Download or read book Border Economies written by James Gerber and published by University of Arizona Press. This book was released on 2024 with total page 329 pages. Available in PDF, EPUB and Kindle. Book excerpt: "Using a combination of economic history and economic analysis, the work explores how the location of U.S. and Mexican communities on the border are shaped by forces that originate on the other side"--
Download or read book The Ecology of Tijuana Estuary California written by Joy B Zedler and published by . This book was released on 1992 with total page 164 pages. Available in PDF, EPUB and Kindle. Book excerpt:
Download or read book Notices to Airmen written by and published by . This book was released on 1994 with total page 866 pages. Available in PDF, EPUB and Kindle. Book excerpt:
Download or read book Raza S Migra No written by Jimmy Patiño and published by UNC Press Books. This book was released on 2017-10-18 with total page 357 pages. Available in PDF, EPUB and Kindle. Book excerpt: As immigration from Mexico to the United States grew through the 1970s and 1980s, the Border Patrol, police, and other state agents exerted increasing violence against ethnic Mexicans in San Diego's volatile border region. In response, many San Diego activists rallied around the leadership of the small-scale print shop owner Herman Baca in the Chicano movement to empower Mexican Americans through Chicano self-determination. The combination of increasing repression and Chicano activism gradually produced a new conception of ethnic and racial community that included both established Mexican Americans and new Mexican immigrants.
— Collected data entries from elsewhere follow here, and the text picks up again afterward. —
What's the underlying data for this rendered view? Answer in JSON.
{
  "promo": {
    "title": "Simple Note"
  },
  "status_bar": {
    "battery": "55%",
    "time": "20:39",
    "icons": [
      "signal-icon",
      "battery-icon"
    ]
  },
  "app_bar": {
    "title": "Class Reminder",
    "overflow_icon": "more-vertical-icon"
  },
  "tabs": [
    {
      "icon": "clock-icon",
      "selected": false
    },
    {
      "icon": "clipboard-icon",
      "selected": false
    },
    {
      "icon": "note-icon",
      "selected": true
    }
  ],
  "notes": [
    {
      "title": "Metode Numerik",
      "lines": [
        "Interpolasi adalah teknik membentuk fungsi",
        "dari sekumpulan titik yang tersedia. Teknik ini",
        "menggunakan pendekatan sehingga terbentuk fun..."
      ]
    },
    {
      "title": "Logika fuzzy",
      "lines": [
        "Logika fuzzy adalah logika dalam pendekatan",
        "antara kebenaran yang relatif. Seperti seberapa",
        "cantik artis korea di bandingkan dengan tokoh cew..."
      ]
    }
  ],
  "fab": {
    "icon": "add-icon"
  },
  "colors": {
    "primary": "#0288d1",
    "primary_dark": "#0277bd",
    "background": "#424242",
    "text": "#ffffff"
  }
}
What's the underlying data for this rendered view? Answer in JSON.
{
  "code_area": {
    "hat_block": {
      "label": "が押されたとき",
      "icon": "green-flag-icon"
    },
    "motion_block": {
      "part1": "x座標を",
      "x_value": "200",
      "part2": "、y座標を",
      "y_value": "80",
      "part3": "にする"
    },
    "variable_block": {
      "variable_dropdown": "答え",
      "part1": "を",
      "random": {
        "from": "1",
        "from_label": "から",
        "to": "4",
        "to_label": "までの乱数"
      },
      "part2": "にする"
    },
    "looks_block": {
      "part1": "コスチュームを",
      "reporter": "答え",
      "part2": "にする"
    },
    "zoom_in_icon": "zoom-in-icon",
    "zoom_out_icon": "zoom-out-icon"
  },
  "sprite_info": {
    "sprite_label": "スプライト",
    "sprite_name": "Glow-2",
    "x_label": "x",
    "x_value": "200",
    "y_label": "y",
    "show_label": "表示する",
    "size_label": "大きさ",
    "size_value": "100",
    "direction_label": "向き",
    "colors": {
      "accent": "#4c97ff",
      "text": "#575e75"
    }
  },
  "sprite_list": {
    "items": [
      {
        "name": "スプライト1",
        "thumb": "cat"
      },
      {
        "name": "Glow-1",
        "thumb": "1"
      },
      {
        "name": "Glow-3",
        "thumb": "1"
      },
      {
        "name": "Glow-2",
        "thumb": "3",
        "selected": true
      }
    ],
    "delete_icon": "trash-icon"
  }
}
Here, Jimmy Patino narrates the rise of this Chicano/Mexicano consciousness and the dawning awareness that Mexican Americans and Mexicans would have to work together to fight border enforcement policies that subjected Latinos of all statuses to legal violence. By placing the Chicano and Latino civil rights struggle on explicitly transnational terrain, Patino fundamentally reorients the understanding of the Chicano movement. Ultimately, Patino tells the story of how Chicano/Mexicano politics articulated an "abolitionist" position on immigration--going beyond the agreed upon assumptions shared by liberals and conservatives alike that deportations are inherent to any solutions to the still burgeoning immigration debate.